If locally relevant:
with a special unit on the refugee experience, and how different cultures
express stress/emotions differently.
7. What
do I do if people do not speak English, or only partly speak English? Ways of using interpreters successfully; and
professional skills for successfully communicating in English with anyone for whom
it is not their first language.
8. What
do I do when staff members or clients/patients can speak English fluently, but
I'm still irritatingly uncertain whether we are actually understanding each
other?
This is the
workshop’s main agenda: how can we best establish rapport and trust in
communicating with someone from a cultural background different from our own. How
is it that when we find someone’s manner apparently unco-operative - whether simply
unforthcoming, or at the other extreme, abrupt, demanding, rude - this is
frequently a symptom of breakdown of intercultural
communication.
With documentary
video evidence we see how misunderstandings
and misperceptions of meanings and intentions commonly happen – quite
unconsciously – in Council and NHS service delivery because of the influence of
people’s first language on their speaking style in English, or of cultural
differences of body language, of politeness forms, of ways of structuring
answers to questions, or assumptions and expectations about public services,
and the roles and powers of staff within them. It is legally crucial to be able
to identify when cultural misunderstandings are happening; to repair
such misunderstandings; or (best of all) to prevent them
arising in the first place.
[Without such communication
skills managers are liable unintentionally,
but unlawfully, to discriminate; front-line
staff will be underequipped to
fulfil their duties under Race Relations (Amendment) Act.]
9. [Optional:]
Tackling the damaging effects of (unwitting) stereotypical thinking at work.

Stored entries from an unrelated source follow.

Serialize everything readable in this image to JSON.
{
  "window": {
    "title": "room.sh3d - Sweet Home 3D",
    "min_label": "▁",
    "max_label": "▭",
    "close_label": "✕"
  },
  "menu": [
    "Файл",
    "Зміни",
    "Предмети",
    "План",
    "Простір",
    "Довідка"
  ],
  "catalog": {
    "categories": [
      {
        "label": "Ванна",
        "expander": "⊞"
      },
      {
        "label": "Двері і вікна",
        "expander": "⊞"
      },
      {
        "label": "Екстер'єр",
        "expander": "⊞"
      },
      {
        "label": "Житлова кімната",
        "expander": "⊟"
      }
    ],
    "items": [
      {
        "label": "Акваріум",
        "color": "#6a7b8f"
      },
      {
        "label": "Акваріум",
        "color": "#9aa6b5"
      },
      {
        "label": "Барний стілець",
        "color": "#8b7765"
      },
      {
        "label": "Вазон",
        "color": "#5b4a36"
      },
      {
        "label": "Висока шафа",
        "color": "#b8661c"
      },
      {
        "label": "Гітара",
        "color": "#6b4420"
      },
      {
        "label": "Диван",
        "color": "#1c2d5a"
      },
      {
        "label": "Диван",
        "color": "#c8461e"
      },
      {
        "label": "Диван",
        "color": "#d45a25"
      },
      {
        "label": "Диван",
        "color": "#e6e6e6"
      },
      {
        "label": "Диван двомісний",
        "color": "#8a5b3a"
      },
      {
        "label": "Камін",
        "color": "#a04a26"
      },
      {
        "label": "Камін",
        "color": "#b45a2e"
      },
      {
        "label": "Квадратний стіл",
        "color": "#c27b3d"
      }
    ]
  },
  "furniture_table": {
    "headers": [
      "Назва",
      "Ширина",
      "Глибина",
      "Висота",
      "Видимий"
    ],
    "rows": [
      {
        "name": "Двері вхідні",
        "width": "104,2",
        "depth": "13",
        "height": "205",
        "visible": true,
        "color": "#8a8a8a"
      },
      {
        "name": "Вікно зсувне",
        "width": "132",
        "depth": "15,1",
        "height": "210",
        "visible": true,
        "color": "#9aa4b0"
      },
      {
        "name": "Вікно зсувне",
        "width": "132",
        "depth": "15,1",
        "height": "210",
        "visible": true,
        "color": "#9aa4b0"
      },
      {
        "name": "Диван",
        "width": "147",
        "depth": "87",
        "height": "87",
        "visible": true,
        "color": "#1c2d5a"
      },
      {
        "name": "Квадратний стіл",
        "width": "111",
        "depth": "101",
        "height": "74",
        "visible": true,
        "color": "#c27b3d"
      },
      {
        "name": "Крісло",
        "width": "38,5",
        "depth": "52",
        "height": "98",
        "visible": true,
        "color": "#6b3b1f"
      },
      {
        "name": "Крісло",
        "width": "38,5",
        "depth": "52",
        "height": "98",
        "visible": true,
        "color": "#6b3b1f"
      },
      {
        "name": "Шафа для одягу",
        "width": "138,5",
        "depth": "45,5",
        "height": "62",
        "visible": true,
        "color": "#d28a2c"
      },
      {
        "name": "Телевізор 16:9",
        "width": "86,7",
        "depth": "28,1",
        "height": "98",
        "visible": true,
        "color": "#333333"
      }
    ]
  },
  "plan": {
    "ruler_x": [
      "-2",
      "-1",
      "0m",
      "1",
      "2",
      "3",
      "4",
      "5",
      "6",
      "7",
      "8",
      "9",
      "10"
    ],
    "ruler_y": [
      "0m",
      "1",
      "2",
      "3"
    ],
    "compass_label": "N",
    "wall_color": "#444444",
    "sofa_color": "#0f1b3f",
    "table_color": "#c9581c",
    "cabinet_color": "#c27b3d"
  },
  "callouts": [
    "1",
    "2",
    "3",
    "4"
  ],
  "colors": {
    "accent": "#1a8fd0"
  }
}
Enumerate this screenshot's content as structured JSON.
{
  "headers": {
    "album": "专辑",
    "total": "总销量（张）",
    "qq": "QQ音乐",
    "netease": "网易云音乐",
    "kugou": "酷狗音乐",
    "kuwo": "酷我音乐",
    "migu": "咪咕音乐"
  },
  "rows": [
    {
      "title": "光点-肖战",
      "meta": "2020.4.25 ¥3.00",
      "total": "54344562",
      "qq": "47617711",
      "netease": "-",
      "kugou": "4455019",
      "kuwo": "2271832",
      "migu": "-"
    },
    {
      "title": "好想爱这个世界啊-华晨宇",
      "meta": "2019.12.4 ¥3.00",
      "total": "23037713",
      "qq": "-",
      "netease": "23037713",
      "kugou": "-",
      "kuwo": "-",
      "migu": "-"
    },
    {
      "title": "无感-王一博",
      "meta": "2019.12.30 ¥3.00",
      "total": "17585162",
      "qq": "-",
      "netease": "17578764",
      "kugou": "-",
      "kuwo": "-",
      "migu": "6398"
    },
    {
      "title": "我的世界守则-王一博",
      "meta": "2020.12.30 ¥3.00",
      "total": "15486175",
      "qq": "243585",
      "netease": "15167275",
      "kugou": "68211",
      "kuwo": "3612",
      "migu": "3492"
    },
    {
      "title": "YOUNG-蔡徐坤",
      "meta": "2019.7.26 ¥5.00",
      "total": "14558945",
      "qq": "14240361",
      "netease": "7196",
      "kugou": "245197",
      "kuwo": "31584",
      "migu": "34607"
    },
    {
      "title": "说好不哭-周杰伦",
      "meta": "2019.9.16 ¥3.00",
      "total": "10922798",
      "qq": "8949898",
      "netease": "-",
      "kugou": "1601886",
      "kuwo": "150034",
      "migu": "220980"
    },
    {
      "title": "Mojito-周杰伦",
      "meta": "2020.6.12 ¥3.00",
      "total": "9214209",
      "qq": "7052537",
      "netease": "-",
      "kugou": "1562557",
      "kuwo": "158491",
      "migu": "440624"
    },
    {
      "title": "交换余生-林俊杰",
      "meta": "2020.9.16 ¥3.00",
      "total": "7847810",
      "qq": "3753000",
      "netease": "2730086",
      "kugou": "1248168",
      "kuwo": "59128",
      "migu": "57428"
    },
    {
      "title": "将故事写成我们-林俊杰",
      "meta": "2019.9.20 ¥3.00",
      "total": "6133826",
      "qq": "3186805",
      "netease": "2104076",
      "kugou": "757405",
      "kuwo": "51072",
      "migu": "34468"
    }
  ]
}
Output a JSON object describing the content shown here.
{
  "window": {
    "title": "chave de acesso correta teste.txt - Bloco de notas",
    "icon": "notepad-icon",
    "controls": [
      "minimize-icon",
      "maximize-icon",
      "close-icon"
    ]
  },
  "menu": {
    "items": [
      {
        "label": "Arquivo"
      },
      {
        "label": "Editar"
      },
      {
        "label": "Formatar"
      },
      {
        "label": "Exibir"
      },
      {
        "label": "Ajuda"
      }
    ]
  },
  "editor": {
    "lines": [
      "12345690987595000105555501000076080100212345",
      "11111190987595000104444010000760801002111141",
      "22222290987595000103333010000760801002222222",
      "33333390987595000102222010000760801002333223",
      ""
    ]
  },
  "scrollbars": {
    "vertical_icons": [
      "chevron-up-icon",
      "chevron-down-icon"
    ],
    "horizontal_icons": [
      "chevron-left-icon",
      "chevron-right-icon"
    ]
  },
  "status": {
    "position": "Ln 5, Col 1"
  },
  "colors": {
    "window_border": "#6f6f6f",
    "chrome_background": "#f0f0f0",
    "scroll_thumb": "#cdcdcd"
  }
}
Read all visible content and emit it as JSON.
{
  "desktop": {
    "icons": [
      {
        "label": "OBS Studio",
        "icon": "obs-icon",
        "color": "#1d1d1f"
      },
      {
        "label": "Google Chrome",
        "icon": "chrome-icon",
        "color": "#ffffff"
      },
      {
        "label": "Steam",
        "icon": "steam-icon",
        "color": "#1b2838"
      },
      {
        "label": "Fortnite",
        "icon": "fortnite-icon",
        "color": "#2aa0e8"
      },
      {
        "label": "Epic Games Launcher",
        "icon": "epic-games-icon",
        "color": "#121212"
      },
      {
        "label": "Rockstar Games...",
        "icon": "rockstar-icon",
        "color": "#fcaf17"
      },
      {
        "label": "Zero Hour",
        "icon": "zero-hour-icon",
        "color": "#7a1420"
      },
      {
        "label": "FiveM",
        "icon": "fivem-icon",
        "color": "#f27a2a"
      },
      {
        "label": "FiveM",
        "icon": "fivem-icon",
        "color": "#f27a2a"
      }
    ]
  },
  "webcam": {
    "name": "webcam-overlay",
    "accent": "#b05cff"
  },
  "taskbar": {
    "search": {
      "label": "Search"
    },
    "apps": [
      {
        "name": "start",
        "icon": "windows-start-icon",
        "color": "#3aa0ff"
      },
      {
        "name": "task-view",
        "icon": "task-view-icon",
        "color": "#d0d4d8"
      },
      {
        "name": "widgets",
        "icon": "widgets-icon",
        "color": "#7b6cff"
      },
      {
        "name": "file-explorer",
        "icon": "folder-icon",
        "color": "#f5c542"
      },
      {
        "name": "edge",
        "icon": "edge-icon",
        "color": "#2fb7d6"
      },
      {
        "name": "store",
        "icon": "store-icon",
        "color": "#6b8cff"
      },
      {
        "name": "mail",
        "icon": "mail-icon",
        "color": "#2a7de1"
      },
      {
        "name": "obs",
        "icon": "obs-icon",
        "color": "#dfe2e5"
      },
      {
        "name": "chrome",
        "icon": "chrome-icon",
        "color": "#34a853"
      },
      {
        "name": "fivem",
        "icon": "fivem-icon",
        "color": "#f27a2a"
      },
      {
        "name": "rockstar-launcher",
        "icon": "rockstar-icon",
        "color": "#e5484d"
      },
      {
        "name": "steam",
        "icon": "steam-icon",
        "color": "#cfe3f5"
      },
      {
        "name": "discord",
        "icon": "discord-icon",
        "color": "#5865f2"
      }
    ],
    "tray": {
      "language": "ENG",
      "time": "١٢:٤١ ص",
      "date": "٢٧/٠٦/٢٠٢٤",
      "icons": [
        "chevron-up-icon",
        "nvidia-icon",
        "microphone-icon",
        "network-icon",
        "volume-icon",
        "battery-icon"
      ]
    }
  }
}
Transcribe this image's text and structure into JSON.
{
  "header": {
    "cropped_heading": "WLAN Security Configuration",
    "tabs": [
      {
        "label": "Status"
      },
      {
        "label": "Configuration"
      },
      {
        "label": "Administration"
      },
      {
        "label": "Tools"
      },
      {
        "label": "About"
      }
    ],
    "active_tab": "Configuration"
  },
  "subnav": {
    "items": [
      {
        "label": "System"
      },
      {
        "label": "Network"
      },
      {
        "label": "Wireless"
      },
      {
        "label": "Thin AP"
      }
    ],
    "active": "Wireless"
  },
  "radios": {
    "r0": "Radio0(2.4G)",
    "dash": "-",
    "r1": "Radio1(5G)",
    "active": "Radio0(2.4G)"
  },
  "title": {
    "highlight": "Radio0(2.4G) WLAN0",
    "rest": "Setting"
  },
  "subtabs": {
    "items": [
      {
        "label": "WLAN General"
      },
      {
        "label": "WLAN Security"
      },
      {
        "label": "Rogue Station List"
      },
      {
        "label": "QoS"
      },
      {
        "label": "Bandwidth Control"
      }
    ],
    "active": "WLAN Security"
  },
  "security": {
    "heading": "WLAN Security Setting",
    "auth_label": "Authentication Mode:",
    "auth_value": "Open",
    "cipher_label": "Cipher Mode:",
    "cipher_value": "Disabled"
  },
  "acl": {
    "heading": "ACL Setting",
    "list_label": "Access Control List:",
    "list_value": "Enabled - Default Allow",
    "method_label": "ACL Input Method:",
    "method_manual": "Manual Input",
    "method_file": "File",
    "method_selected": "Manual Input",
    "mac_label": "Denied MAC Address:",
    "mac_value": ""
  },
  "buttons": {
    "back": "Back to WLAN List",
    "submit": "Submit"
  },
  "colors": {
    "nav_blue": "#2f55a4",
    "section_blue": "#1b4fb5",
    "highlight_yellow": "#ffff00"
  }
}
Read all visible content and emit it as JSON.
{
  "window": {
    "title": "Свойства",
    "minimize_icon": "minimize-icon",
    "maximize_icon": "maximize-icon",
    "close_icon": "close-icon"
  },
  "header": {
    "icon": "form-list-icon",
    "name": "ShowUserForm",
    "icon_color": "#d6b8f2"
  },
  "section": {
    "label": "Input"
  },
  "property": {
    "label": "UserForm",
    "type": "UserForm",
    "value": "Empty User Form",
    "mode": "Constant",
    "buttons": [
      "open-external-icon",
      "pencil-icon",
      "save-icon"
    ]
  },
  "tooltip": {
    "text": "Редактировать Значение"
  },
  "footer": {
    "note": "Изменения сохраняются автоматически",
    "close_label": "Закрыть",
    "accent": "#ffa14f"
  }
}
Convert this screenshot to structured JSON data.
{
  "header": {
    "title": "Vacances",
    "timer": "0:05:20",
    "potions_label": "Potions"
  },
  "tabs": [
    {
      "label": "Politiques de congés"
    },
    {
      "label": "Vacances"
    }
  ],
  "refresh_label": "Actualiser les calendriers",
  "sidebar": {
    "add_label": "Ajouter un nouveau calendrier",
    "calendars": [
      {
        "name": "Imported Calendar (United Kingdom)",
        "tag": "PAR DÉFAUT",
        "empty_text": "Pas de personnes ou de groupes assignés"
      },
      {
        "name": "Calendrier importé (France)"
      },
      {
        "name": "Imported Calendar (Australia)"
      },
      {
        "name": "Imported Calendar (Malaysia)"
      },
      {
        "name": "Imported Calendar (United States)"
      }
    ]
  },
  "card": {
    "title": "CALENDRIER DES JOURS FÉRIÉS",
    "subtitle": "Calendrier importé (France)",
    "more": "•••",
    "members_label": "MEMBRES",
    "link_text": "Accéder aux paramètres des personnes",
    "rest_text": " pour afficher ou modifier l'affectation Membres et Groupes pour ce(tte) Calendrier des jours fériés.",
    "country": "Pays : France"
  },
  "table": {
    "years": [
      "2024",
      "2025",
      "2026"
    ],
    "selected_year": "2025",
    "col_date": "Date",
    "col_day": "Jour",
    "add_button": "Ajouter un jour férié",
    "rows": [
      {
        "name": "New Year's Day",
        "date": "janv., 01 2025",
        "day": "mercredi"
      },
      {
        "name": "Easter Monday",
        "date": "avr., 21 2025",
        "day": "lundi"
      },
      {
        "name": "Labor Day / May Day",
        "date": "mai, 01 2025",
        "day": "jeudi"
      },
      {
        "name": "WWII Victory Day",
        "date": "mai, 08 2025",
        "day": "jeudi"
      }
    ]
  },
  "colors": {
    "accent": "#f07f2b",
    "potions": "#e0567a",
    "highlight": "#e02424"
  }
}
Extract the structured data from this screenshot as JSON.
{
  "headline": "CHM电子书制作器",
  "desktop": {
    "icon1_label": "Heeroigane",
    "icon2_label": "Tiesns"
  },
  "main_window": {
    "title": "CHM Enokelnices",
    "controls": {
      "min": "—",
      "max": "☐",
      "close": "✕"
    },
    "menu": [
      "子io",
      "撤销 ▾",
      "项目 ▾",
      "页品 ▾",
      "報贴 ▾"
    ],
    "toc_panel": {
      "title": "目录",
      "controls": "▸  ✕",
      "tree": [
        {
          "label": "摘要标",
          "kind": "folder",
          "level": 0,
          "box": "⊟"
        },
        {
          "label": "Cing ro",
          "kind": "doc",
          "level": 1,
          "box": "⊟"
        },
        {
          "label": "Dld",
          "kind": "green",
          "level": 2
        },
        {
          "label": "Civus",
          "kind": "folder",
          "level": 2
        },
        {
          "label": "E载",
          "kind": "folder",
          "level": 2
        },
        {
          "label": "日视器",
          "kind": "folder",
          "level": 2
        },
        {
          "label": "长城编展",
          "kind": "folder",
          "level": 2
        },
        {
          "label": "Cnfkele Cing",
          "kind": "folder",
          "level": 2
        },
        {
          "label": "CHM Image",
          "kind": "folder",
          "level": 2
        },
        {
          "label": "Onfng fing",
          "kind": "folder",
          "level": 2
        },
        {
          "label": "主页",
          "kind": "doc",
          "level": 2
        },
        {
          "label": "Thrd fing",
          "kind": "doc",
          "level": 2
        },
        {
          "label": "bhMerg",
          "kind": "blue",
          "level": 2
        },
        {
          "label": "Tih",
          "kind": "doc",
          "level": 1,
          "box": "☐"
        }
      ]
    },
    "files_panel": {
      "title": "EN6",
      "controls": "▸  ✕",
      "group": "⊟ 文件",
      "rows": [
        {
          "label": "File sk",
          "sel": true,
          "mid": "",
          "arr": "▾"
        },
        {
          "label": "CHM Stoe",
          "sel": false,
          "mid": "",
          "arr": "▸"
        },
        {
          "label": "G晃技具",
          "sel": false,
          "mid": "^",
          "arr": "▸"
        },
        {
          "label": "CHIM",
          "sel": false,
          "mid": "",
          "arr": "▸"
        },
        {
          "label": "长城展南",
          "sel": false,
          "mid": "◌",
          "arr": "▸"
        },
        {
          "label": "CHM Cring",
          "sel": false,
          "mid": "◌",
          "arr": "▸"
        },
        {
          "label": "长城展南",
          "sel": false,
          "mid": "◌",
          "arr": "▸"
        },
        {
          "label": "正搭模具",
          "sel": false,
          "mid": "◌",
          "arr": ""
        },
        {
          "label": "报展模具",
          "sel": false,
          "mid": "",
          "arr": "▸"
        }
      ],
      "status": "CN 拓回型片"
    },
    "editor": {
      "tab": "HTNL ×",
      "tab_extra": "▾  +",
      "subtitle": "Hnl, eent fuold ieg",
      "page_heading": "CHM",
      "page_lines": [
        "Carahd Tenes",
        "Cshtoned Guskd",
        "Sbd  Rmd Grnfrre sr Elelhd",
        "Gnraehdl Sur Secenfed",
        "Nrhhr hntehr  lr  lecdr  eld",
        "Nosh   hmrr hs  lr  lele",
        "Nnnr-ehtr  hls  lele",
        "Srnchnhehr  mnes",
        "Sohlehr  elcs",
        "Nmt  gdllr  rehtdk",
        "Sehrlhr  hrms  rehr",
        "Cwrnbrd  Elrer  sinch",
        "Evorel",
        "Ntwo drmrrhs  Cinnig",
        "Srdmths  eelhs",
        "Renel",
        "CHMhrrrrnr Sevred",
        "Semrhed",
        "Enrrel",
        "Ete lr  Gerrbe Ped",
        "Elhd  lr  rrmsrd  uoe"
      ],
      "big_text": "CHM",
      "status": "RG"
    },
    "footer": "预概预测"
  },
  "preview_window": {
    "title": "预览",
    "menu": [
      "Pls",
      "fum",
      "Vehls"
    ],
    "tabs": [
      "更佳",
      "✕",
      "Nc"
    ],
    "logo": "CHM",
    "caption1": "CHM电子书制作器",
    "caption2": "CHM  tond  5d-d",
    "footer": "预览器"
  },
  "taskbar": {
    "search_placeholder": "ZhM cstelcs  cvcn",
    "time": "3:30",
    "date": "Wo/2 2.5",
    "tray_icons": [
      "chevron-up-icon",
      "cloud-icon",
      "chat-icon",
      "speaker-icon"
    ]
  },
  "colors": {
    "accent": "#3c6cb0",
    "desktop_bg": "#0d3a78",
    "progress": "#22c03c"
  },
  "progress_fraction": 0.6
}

We all treat others the way we see
them. So what ‘cultural luggage’ do we bring to how we regard differences of
language and (minority ethnic) background in our interactions at work? A review
of the influence of history and image-making effects of the media.
10.
Action Planning: 32-point checklist of practical activities for on-going DIY
team development: both for improving quality of service delivery, and for
involving a whole staff in ‘owning’ and ‘operationalising’ their Council/Trust Diversity
policies.
11. Resources
Display: DVDs, books, posters, calendars, handouts, etc. for helping
demonstrate respect and user-friendliness towards varying cultural backgrounds.
12. Evaluation
– verbal, plus written Response Sheets, with Report.